Евпаторийский отряд менее других голодал, так как в первые дни лесной жизни сумел рассредоточить продовольствие по небольшим ямам и этим спас себя от разгрома. Однако 13 марта пришлось отдать последний десяток котелков муки на лепёшки идущим на связь с Севастополем связистам. Они пришли и установили связь с руководством обороны Севастополя, после чего прилетел к партизанам в лес лётчик Филипп Филиппович Герасимов, посадил самолёт на миниатюрной поляне Верхнего Аполаха (сейчас называется кордон «Олень»), правда, поломал пропеллер. Пришлось искать другой — и нашли, на Ай-Петринской яйле, но взлёт всё равно не получился. Герасимова отправили катером.

Связь с фронтом была большим событием, облегчился вопрос с продуктами, их посылал самолетами в лес Севастополь, хотя эта связь продовольственной задачи не решила…

…А мы как-то быстро стали в отряде «своими».

Представили нас и командиру, Фёдору Фёдоровичу Беседину, который показался нам старым, старше наших школьных учителей и родителей, и сразу почему-то напомнил их — и родителей, и учителей. Поговорил с нами и замполит Тарас Иванович Руденко; разговаривал он почти так же, как наши старые станичники, разве что вплетал в разговор ещё чуть побольше чисто украинских слов. С остальными партизанами знакомились так, как получалось — когда они возвращались с боевых заданий. Или когда на задания мы ходили вместе.

Вскоре, чуть ли не на третий день после нашего прихода, случилась стычка со взводом румын, которые сунулись в наш лес. Ушло из них едва ли половина; ещё один, вроде младший офицер, лежал с простреленными ногами и кричал «Мама дракула!», и его пристрелили из жалости.
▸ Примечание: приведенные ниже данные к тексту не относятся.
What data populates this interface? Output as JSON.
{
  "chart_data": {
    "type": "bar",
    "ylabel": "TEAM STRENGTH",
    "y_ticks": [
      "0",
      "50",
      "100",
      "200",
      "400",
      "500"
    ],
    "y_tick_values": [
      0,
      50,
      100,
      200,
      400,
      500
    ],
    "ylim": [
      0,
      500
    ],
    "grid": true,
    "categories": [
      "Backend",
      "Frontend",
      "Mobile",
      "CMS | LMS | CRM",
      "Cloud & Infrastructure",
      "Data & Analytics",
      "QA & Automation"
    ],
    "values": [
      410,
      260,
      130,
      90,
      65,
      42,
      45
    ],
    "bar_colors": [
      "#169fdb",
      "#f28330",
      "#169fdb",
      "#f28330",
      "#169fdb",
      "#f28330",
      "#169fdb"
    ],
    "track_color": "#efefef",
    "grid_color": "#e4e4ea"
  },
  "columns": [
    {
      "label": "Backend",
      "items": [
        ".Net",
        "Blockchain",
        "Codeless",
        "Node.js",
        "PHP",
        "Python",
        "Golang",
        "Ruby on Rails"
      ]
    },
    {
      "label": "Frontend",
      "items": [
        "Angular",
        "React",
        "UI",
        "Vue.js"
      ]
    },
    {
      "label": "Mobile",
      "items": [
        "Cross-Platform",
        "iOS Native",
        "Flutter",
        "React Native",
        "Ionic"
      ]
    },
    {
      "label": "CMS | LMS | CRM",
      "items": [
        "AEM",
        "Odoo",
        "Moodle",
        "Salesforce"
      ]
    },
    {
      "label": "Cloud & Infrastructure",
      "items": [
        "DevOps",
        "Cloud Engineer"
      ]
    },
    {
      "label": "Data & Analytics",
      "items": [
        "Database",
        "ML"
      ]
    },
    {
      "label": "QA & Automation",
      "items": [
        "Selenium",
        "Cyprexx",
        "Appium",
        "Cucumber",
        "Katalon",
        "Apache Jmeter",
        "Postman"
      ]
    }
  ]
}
А у нас появились карабины.

Потом был ещё один бой, когда мы сами напали на обоз, и у троих из нас — а к тому времени «кубанцев» осталось всего шестеро, потому что Павлика срезало осколком, — появились автоматы.

Потом свой «шмайссер» я выменял у дяди Мити на ППШ, а из нас к тому времени сформировали разведгруппу в твоём подчинении. Помнишь, как мы ходили в Биюклы?

Кевсер

— Командир, надо сходить в Биюклы, — напомнил Сергей Хачариди. — Договаривались…

— Знаю, что договаривались, — кивнул Беседин. — Только мне кажется, что теперь о твоей «любви» с Кевсер не вы вдвоем только знаете.

— Ого, — только и сказал Сергей. — А я и не в курсе.

— Потому и предупреждаю. Пришла весточка из тех краёв. Возня там какая-то полицайская наблюдалась. Не по твою ли душу, часом?

Сергей только плечом повел — «много чести, мол», и сказал:

— Так тем более в село надо заглянуть. Посмотреть, что там сволочи удумали.

— Сунешь нос — вот они тебе его и прищемят.

— Да ладно, у нас же с Кевсер знак условный есть, если, мол, вдруг что не так…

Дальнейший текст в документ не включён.